Jack London (fragmento)

Nadie conocía su historia, y menos los de la Junta. Era su pequeño misterio; su gran patriota, y a su forma trabajaba por la inminente Revolución Mexicana tan duro como ellos. Tardaron mucho en reconocer esto, pues a nadie de la Junta le gustaba aquel hombre. El día que entró por primera vez en sus habitaciones repletas y ajetreadas, todos sospecharon de él creyendo que era espía, un agente del servicio secreto de Díaz. Muchos camaradas estaban en prisiones civiles y militares esparcidas por los Estados Unidos, y otros, cargados de cadenas, eran conducidos todavía al otro lado de la frontera para ser fusilados frente a paredones de adobe.

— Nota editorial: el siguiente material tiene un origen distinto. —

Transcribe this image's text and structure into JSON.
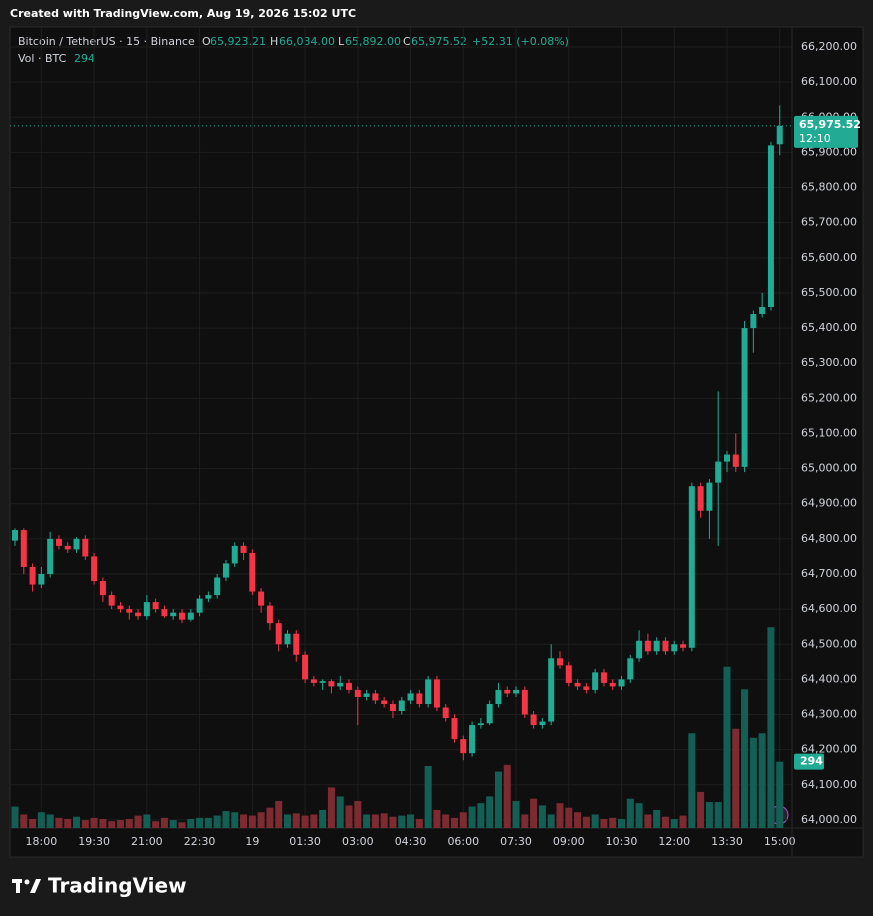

Cuando vieron por primera vez al muchacho no les causó una impresión favorable. Era realmente un muchacho: no tenía más de dieciocho años y tampoco aparentaba más edad. Anunció trabajar para la revolución. Eso fue todo, ni una palabra más, ninguna explicación.

Estaba de pie esperando. No había sonrisa en sus labios ni genialidad en sus ojos. El grande y arrojado Paulino Vera sintió un estremecimiento interior. Se hallaba ante algo prohibido, terrible, inescrutable.

En los ojos negros del muchacho había algo venenoso, como si fueran los ojos de una serpiente. Ardían como fuego helado y parecían dominados por una vasta y concentrada amargura. Los apartó de los rostros de los conspiradores y los clavó en la máquina de escribir que la pequeña Mrs. Sethby operaba industriosamente. Sus ojos reposaron en ella un solo instante -pues ella se había aventurado a mirarle-, y también ella sintió aquella sensación sin nombre que le hizo quedar inmovilizada. Se vio obligada a releer la carta que estaba escribiendo para recuperar el hilo.

Paulino Vera miró interrogativamente a Arellano y a Ramos, y ellos le devolvieron la mirada y se escrutaron entre si. La indecisión de la duda se dibujaba en sus ojos. Aquel muchacho delgado era lo desconocido, investido con toda la amenaza de lo desconocido. Era irreconocible, algo que estaba más allá del alcance de aquellos revolucionarios honestos y ordinarios, cuyo odio fiero hacia Díaz y su tiranía era, después de todo, el simple odio de unos patriotas honestos y ordinarios.